Selenoproteins in Nannopterum harrisi

Selenoproteins have been conserved through evolution, probably due to their unique physicochemical properties, making them an easy target to phylogenetic analysis. However, identification of these proteins in sequence databases is challenging mostly because of the recognition of selenocysteine UGA codons as this are normally understood as stop signals by sequence annotators.

In this project, we characterized selenoproteins of the proteome of Nannopterum harrisi by applying gene prediction and phylogenetic reconstruction methods and supplemented it with the analyses of SECIS elements as well as the presence of the selenocysteine aminoacid. Moreover, we have used Seblastian prediction of selenoproteins to check the reliability of our predicted proteins.

Overall, we correctly predicted 37 selenoproteins, such as Sel15, GPx2, GPx3, GPx4, GPx7, GPx8, DIO1, DIO2, DIO3, MsrA, SELENOH, SELENOI, SELENOK, SELENOM, SELENON, SELENOO (1), SELENOO (2), SELENOP (1), SELENOP (2), MSRB1, MSRB2, MSRB3, SELENOS, SELENOT, SELENOU(1), SELENOU(2), TXNRD1, TXNRD2, TXNRD3, as well as the following machinery: eEFsec, PSTK, SBP2, SECS, SEPHS, SECp43(1), SECp43(2)

This result is consistent with what has been in the literature, as we could identify almost all of the selenoproteins described in birds (we failed in identifying for example SelW) (26).

Jiang L, Ni J, Liu Q. Evolution of selenoproteins in the metazoan. BMC Genomics. 2012 Sep 3;13:446.


Some selenoproteins were lost across vertebrates after the terrestrial environment colonization. This resulted in a loss of the selenocysteine residue, even though it is characteristic of all selenoproteins and consequently the conversion of Sec to Cys. In our project, we found some selenoproteins such as Gpx7, GPx8, MrsA, SELENOI, SELENOO(1), MSRB3, SELENOU(2) which had lost the selenocysteine residue. In some of this cases, the loss of cysteine was already reported in the literature. We also need to take into account the machinery proteins which don’t contain the selenocysteine residue, but play an important role in the formation and expression of the selenoproteins.

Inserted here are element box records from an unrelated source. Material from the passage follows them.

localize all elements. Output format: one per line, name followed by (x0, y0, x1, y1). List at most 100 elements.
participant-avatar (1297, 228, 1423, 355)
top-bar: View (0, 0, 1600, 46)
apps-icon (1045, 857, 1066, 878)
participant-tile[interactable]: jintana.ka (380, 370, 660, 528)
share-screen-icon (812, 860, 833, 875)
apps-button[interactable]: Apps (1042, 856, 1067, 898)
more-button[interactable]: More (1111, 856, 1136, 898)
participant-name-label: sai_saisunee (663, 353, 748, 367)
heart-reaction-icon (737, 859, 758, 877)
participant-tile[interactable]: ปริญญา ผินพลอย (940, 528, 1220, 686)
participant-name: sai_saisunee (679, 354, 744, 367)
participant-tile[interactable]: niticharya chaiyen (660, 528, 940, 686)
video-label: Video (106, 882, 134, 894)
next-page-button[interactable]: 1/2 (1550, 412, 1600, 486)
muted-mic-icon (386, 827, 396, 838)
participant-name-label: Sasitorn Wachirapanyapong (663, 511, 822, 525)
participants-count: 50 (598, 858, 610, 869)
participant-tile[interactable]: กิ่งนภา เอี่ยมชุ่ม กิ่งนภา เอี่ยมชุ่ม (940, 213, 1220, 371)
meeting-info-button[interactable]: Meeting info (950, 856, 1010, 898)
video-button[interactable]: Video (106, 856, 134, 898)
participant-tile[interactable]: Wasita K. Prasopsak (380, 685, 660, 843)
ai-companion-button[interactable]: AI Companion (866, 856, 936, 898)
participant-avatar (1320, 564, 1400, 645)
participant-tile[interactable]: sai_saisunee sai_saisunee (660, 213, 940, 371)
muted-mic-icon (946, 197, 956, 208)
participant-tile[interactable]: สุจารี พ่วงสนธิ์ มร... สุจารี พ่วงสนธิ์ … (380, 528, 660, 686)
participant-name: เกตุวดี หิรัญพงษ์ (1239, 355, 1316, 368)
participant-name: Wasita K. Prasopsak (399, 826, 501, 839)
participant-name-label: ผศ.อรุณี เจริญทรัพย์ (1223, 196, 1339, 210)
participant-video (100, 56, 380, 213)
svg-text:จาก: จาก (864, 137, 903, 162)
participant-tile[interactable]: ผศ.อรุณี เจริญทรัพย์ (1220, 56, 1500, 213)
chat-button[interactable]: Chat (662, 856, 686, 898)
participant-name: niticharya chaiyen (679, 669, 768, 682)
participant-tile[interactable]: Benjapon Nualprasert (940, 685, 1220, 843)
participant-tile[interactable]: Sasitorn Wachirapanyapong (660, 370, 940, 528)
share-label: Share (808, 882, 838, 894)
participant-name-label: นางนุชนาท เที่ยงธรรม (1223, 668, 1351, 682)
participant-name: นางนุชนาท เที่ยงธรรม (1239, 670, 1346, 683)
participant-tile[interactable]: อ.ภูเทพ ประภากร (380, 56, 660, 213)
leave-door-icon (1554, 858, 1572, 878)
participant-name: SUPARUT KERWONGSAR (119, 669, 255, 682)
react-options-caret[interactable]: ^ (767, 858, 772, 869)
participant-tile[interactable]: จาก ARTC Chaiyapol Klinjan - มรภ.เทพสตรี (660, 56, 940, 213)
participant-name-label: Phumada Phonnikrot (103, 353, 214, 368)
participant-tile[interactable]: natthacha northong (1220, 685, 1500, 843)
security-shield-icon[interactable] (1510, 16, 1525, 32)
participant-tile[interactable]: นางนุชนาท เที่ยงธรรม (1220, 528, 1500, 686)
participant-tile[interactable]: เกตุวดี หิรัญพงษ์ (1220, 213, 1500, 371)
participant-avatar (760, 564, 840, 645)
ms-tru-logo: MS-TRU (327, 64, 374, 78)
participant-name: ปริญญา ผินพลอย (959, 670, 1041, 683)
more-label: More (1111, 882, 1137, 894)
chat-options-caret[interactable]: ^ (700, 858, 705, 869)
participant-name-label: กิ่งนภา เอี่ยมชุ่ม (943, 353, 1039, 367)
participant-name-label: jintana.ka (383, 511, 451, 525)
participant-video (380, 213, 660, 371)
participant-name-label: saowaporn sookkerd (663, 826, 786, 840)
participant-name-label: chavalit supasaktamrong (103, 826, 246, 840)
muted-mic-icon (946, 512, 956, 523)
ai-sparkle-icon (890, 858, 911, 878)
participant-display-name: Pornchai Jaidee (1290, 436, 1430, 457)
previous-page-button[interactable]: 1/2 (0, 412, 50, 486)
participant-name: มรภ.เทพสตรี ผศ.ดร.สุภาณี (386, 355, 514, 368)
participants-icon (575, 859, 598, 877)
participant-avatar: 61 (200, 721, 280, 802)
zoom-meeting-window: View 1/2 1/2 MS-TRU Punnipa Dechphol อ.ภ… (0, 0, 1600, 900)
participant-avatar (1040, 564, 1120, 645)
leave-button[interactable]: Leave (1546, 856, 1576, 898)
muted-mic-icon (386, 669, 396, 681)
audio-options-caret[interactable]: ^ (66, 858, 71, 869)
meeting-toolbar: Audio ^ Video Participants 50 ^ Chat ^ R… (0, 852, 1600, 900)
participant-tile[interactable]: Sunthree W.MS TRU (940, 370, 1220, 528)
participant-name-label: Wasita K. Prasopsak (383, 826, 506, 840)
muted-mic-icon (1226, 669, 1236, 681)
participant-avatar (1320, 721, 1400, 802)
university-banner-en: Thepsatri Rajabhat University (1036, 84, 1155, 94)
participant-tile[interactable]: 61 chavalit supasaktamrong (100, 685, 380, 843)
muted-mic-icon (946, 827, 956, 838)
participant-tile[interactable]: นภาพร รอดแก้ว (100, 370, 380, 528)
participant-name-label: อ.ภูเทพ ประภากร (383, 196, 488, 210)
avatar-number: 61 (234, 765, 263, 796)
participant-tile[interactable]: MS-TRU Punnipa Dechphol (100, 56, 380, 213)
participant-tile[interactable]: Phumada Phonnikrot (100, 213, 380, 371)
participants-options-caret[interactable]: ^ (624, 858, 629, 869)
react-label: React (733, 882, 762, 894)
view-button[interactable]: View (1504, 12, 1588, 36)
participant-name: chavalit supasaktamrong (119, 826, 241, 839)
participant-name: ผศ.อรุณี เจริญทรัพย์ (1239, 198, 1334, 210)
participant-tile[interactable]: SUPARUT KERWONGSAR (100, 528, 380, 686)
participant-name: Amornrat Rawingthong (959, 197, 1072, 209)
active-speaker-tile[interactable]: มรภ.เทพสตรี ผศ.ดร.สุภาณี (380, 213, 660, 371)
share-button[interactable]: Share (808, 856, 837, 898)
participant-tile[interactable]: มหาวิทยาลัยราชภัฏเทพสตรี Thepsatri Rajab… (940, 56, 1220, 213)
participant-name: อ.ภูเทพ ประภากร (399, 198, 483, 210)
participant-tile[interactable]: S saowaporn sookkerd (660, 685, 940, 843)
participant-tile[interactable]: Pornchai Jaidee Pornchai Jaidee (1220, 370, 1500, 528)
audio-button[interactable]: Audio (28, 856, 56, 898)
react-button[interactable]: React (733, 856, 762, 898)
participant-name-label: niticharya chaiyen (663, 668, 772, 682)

As selenocysteine residue is encoded as an stop codon, the insertion to peptide chains needs a specific mRNA structure called SECIS which recognizes the selenoprotein synthesis complex and allows the change of the stop codon to a selenocysteine. As SECIS elements are crucial to the insertion of selenocysteine residues, this structures are conserved amongst species, usually in 3’UTR in eukaryotes. In our predicted proteins, most of the selenoproteins contained SECIS elements in 3’UTR.

Another point worth mentioning is the presence of duplications, we have found duplications in proteins such as SEHPS, SELENOI and SECp43.

Our prediction has some limitations, first of all, we have found out that there was a poor annotation of both G. gallus and T. guttata selenoproteome in SelenoDB 2.0. In most of the cases Met residue was not found as the first amino acid of the protein. The only proteins that we could predict with Met as a starting codon were: DIO1, DIO2, SELENOK, SELENOU(1), TXNRD2 and SEPHS(1). This lack of Met as the first aminoacid was highly perceived during the comparison with Seblastian predicted protein, since this ones were much more informative and complex than our predicted proteins.

Another limitation we faced is the lack of SECIS elements in some predicted proteins, even though they could be lost due to evolution, there also could have been experimental problems, for example not having taken into account a region larger enough in fastasubseq to contain them.

All in all, after this project we have obtained successfully the selenoproteins in Nannopterum harrisi, which was not available until now.